VFusion3D: Learning Scalable 3D Generative Models from Video Diffusion Models
This addresses the data scarcity problem for 3D generative modeling, enabling faster and more scalable 3D content creation, though it is incremental as it builds on existing video diffusion models.
The paper tackled the limited availability of 3D data for generative models by using pre-trained video diffusion models to create a large-scale synthetic multi-view dataset, enabling VFusion3D to generate 3D assets from a single image in seconds with users preferring its results over 90% of the time.

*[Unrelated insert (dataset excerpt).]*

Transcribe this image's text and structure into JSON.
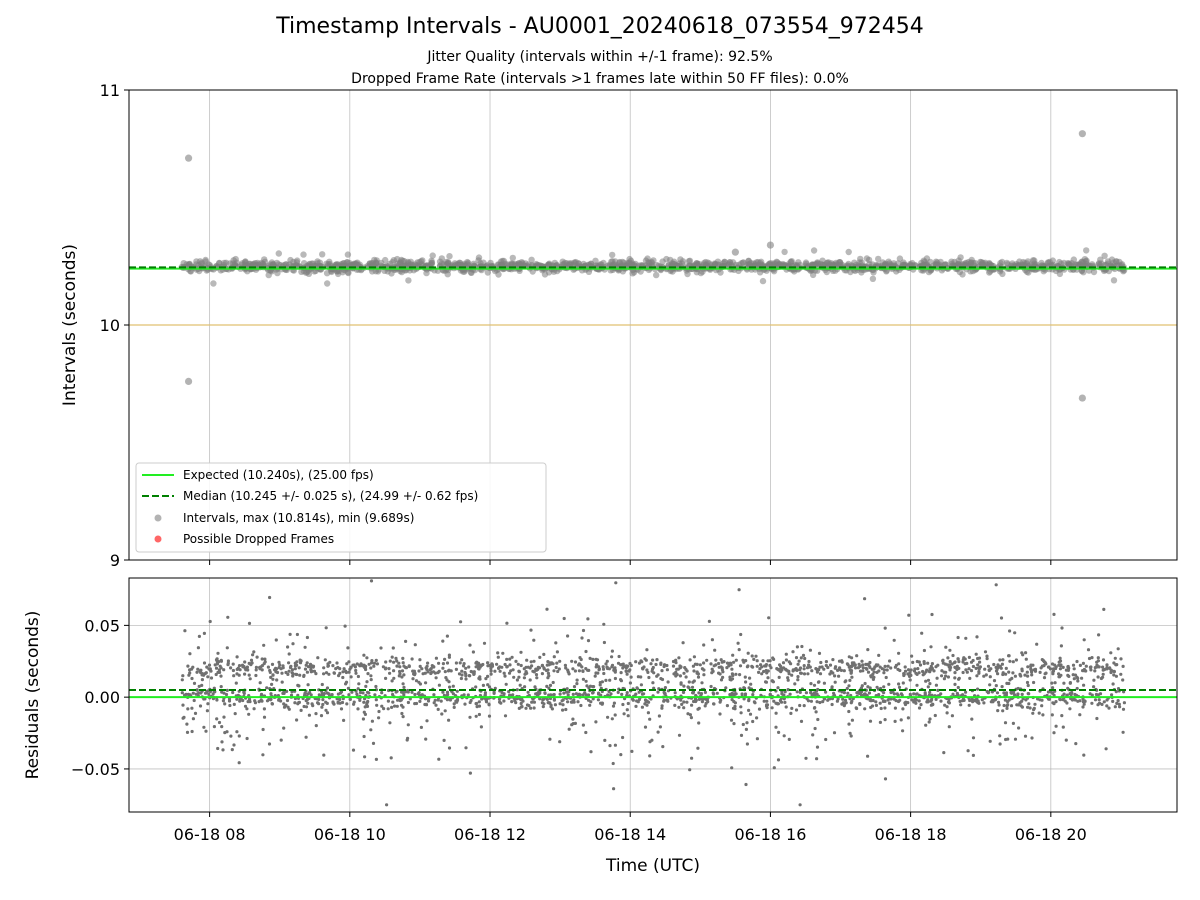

This paper presents a novel method for building scalable 3D generative models utilizing pre-trained video diffusion models. The primary obstacle in developing foundation 3D generative models is the limited availability of 3D data. Unlike images, texts, or videos, 3D data are not readily accessible and are difficult to acquire. This results in a significant disparity in scale compared to the vast quantities of other types of data. To address this issue, we propose using a video diffusion model, trained with extensive volumes of text, images, and videos, as a knowledge source for 3D data. By unlocking its multi-view generative capabilities through fine-tuning, we generate a large-scale synthetic multi-view dataset to train a feed-forward 3D generative model. The proposed model, VFusion3D, trained on nearly 3M synthetic multi-view data, can generate a 3D asset from a single image in seconds and achieves superior performance when compared to current SOTA feed-forward 3D generative models, with users preferring our results over 90% of the time.